50 years ago, photographer Lucien Clergue, writer Michel Tournier and art historian Jean-Maurice Rouquette organised a small photography festival in the town hall of Arles – a city in the Provence region of France. There were three exhibitions – a group show tracing the history of photography, alongside work by Gjon Mili and Edward Weston.
This year, Les Rencontres d’Arles, the largest photography festival in the world, celebrates its 50th anniversary with 50 exhibitions. While some shows reflect on the festival’s rich history – a recreation of Edward Weston’s 1969 exhibition, for example – others embody its founding spirit, championing emerging talent and new work by internationally respected artists.
Below, BJP-online presents a selection of artists and exhibitions not to miss.
LA MOVIDA: A CHRONICLE OF TURMOIL
This group exhibition brings together four photographers from La Movida, a countercultural movement that took place mainly in Madrid, Spain. It began after the death of dictator Francisco Franco in 1975 and continued throughout Spain’s transition to democracy; the movement was defined by its fascination with modernity. Alberto García-Alix (1956), Ouka Leele (1957), Pablo Pérez-Mínguez (1946-2012), and Miguel Trillo (1953) are exhibiting their work in the 17th century Palais de l’Archevêché.

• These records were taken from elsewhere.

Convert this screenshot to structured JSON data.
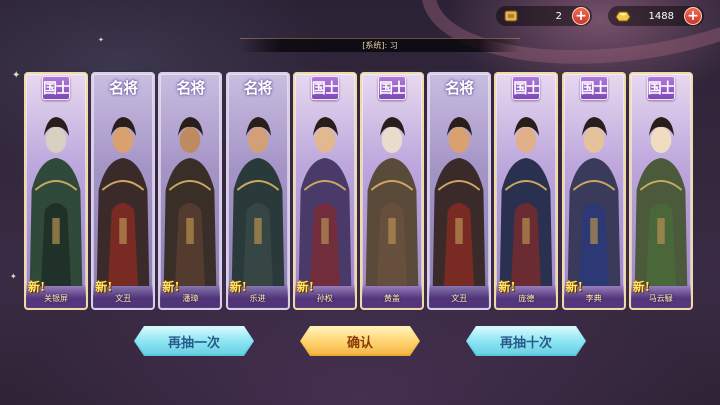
{
  "resources": [
    {
      "icon": "scroll-token-icon",
      "value": "2"
    },
    {
      "icon": "gold-ingot-icon",
      "value": "1488"
    }
  ],
  "marquee": {
    "text": "[系统]: 习"
  },
  "cards": [
    {
      "tier": "国士",
      "tier_type": "guo",
      "new_label": "新!",
      "name": "关银屏"
    },
    {
      "tier": "名将",
      "tier_type": "ming",
      "new_label": "新!",
      "name": "文丑"
    },
    {
      "tier": "名将",
      "tier_type": "ming",
      "new_label": "新!",
      "name": "潘璋"
    },
    {
      "tier": "名将",
      "tier_type": "ming",
      "new_label": "新!",
      "name": "乐进"
    },
    {
      "tier": "国士",
      "tier_type": "guo",
      "new_label": "新!",
      "name": "孙权"
    },
    {
      "tier": "国士",
      "tier_type": "guo",
      "new_label": "",
      "name": "黄盖"
    },
    {
      "tier": "名将",
      "tier_type": "ming",
      "new_label": "",
      "name": "文丑"
    },
    {
      "tier": "国士",
      "tier_type": "guo",
      "new_label": "新!",
      "name": "庞德"
    },
    {
      "tier": "国士",
      "tier_type": "guo",
      "new_label": "新!",
      "name": "李典"
    },
    {
      "tier": "国士",
      "tier_type": "guo",
      "new_label": "新!",
      "name": "马云騄"
    }
  ],
  "buttons": {
    "draw_once": "再抽一次",
    "confirm": "确认",
    "draw_ten": "再抽十次"
  },
  "colors": {
    "accent_cyan": "#7ee3f2",
    "accent_gold": "#ffd060",
    "card_frame": "#a595c7"
  }
}
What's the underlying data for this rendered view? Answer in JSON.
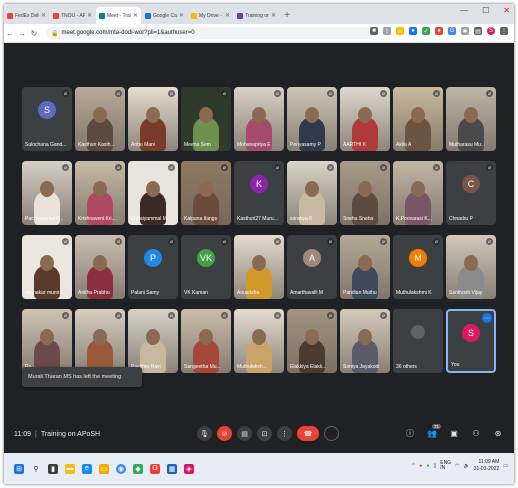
{
  "browser": {
    "tabs": [
      {
        "label": "FedEx Delivery Status N",
        "icon": "gmail-icon",
        "color": "#ea4335",
        "active": false
      },
      {
        "label": "TNOU - APoSH - Invite",
        "icon": "gmail-icon",
        "color": "#ea4335",
        "active": false
      },
      {
        "label": "Meet - Training on",
        "icon": "meet-icon",
        "color": "#00897b",
        "active": true
      },
      {
        "label": "Google Calendar - Thu",
        "icon": "calendar-icon",
        "color": "#1a73e8",
        "active": false
      },
      {
        "label": "My Drive - Google Dri",
        "icon": "drive-icon",
        "color": "#fbbc04",
        "active": false
      },
      {
        "label": "Training on APoSH - Go",
        "icon": "forms-icon",
        "color": "#673ab7",
        "active": false
      }
    ],
    "url": "meet.google.com/mta-dodi-wor?pli=1&authuser=0"
  },
  "participants": [
    {
      "name": "Sulochana Gand...",
      "type": "avatar",
      "initial": "S",
      "color": "#5c6bc0"
    },
    {
      "name": "Kasthuri Kasth...",
      "type": "video",
      "wall": "#b8aa98",
      "shirt": "#5a4a40"
    },
    {
      "name": "Anbu Mani",
      "type": "video",
      "wall": "#e6ddd0",
      "shirt": "#7a3b2c"
    },
    {
      "name": "Meena Sem",
      "type": "photo",
      "wall": "#2e3b2a",
      "shirt": "#6f8f4e"
    },
    {
      "name": "Mohanapriya E",
      "type": "video",
      "wall": "#d9d1c5",
      "shirt": "#a44a6a"
    },
    {
      "name": "Periyasamy P",
      "type": "video",
      "wall": "#cfc6b8",
      "shirt": "#2f3a4a"
    },
    {
      "name": "AARTHI K",
      "type": "video",
      "wall": "#e0d8cc",
      "shirt": "#b03a3a"
    },
    {
      "name": "Akila A",
      "type": "video",
      "wall": "#cbb89f",
      "shirt": "#6c5442"
    },
    {
      "name": "Mutharasu Mu...",
      "type": "video",
      "wall": "#bfb5a6",
      "shirt": "#4a4a4a"
    },
    {
      "name": "Pachiyammal P...",
      "type": "video",
      "wall": "#d6cfc4",
      "shirt": "#e8e2d8"
    },
    {
      "name": "Krishnaveni Kri...",
      "type": "video",
      "wall": "#c7bba8",
      "shirt": "#b04860"
    },
    {
      "name": "Kottaiyammal M...",
      "type": "photo",
      "wall": "#e9e4dc",
      "shirt": "#3a2a22"
    },
    {
      "name": "Kalpana Ilango",
      "type": "video",
      "wall": "#8f7a62",
      "shirt": "#6a4a3a"
    },
    {
      "name": "Kasthuri27 Muru...",
      "type": "avatar",
      "initial": "K",
      "color": "#8e24aa"
    },
    {
      "name": "saranya K",
      "type": "video",
      "wall": "#ddd4c8",
      "shirt": "#c9b9a4"
    },
    {
      "name": "Sneha Sneha",
      "type": "video",
      "wall": "#a89a8a",
      "shirt": "#5c4c3f"
    },
    {
      "name": "K.Poovarasi K...",
      "type": "video",
      "wall": "#c2b6a6",
      "shirt": "#7a5566"
    },
    {
      "name": "Chnadru P",
      "type": "avatar",
      "initial": "C",
      "color": "#795548"
    },
    {
      "name": "sudhakar munir...",
      "type": "photo",
      "wall": "#ebe6de",
      "shirt": "#5a3a2a"
    },
    {
      "name": "Anitha Prabhu",
      "type": "video",
      "wall": "#c9beb0",
      "shirt": "#8a2f3f"
    },
    {
      "name": "Palani Samy",
      "type": "avatar",
      "initial": "P",
      "color": "#1e88e5"
    },
    {
      "name": "VK Kaman",
      "type": "avatar",
      "initial": "VK",
      "color": "#43a047"
    },
    {
      "name": "Anusrisha",
      "type": "video",
      "wall": "#e3dbcf",
      "shirt": "#d09a2a"
    },
    {
      "name": "Amarthavalli M",
      "type": "avatar",
      "initial": "A",
      "color": "#a1887f"
    },
    {
      "name": "Pandian Muthu",
      "type": "video",
      "wall": "#b4a898",
      "shirt": "#3f4a5a"
    },
    {
      "name": "Muthulakshmi K",
      "type": "avatar",
      "initial": "M",
      "color": "#f57c00"
    },
    {
      "name": "Santhosh Vijay",
      "type": "video",
      "wall": "#d1c8bb",
      "shirt": "#8a8a8a"
    },
    {
      "name": "Ra...",
      "type": "video",
      "wall": "#cfc4b4",
      "shirt": "#6a4a4a"
    },
    {
      "name": "",
      "type": "video",
      "wall": "#d8cfc2",
      "shirt": "#9a5a3a"
    },
    {
      "name": "Pavithra Ravi",
      "type": "video",
      "wall": "#d9d2c6",
      "shirt": "#c7b6a0"
    },
    {
      "name": "Sangeetha Mu...",
      "type": "video",
      "wall": "#cabdaa",
      "shirt": "#a5473a"
    },
    {
      "name": "Muthulaksh...",
      "type": "video",
      "wall": "#e5ddd2",
      "shirt": "#caa36a"
    },
    {
      "name": "Elakkiya Elakk...",
      "type": "video",
      "wall": "#a29382",
      "shirt": "#4a3a30"
    },
    {
      "name": "Soniya Jayakodi",
      "type": "video",
      "wall": "#d4cabc",
      "shirt": "#5a5a6a"
    },
    {
      "name": "36 others",
      "type": "others",
      "color": "#3c4043"
    },
    {
      "name": "You",
      "type": "self",
      "initial": "S",
      "color": "#d81b60"
    }
  ],
  "toast": "Murali Tharan MS has left the meeting",
  "meeting": {
    "time": "11:09",
    "title": "Training on APoSH"
  },
  "controls": {
    "people_count": "71"
  },
  "taskbar": {
    "date": "31-03-2022",
    "time": "11:09 AM",
    "lang": "ENG\nIN"
  }
}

MOHAMED BOUROUISSA: FREE TRADE
Algerian artist Mohamed Bourouisa exhibits his project, Free Trade, in a supermarket, which provides an interesting context to the work. Free Trade questions the current state of unemployment, and the circulation of money and knowledge. Encompassing photography, video and painting, the show spans Bourouissa’s extensive fifteen-year archive.
HOME SWEET HOME
Home Sweet Home tells the love stories that have developed between Britons and their homes, from the 1970s to the present day. The show comprises work by an impressive list of image-makers including Ken Grant, Martin Parr, Clare Strand, Iain McKell and Gillian Wearing, and brings together artists spanning several generations, offering an insight into the contrasting social, cultural and political histories behind the British home.
EMERIC LHUISSET: WHEN THE CLOUDS SPEAK
Set within an ancient cathedral, Emeric Lhuiset’s When the Clouds Speak presents the photographer’s coverage of the century-old conflict in the Middle East. Describing his own work as “counter-journalism”, Lhuisset seeks to break the taboo of speed and urgency central to photojournalism, aiming to start a dialogue with the viewer through a considered and deliberate approach to news.
TOM WOOD: MOTHERS, SISTERS, DAUGHTERS
Tom Wood has been collecting images of mothers, sisters, and daughters since the early 1970s. In this exhibition, Wood presents his own work, shot on the streets of Liverpool, alongside postcards that he collected of mothers and daughters while he was still at school.
THE ANONYMOUS PROJECT: THE HOUSE
When filmmaker Lee Shulman bought his first box of random vintage slides, he fell in love. He discovered tiny windows into the unstaged lives of ordinary people, caught in lush Kodachrome colour. The Anonymous Project was set up to collect, curate, and preserve these important, and often lost, artifacts of our past. In Arles, The Anonymous Project exhibits a series of archival images responding to the theme home.
EVE ARNOLD, ABIGAIL HEYMAN & SUSAN MEISELAS: THE UNRETOUCHED WOMAN
In the mid-1970s, when second-wave feminism was gaining momentum in the United States, three photobooks offered a new perspective on the lives of women: Susan Meiselas’ Carnival Strippers, Eve Arnold’s Growing up Female and Abigail Heyman’s The Unretouched Woman. This exhibition unveils the process behind these publications, revealing drafts and contact sheets that present a unique insight into the work of three important American photographers.
LIBUŠE JARCOVJÁKOVÁ: EVOKATIV
In her first exhibition at Les Rencontres d’Arles, Libuše Jarcovjáková presents photographs taken in communist Czechoslovakia between 1970 and 1989. Through her raw yet poetic style, Jarcovjáková captures life on the street, as well as love, sex, and depression, during Czechoslovakia’s dark period of political oppression.
POSTCARDS: NEWS FROM A DREAM WORLD
Exploring the visual history of postcards, the exhibition Postcards: News from a Dream World questions what these pictures show and tell about our world. What do they say about the globalisation of images and the rise of mass tourism in the late-twentieth century, and what vision of the world did they paint for their recipients? Comprising images by photographers including Martin Parr, William Wegman, Jean Geiser and Susan Hiller, the exhibition presents the postcard as a symbol of our collective imagination.
Les Rencontres d’Arles takes place in Arles, France, from 01 July to 22 September 2019.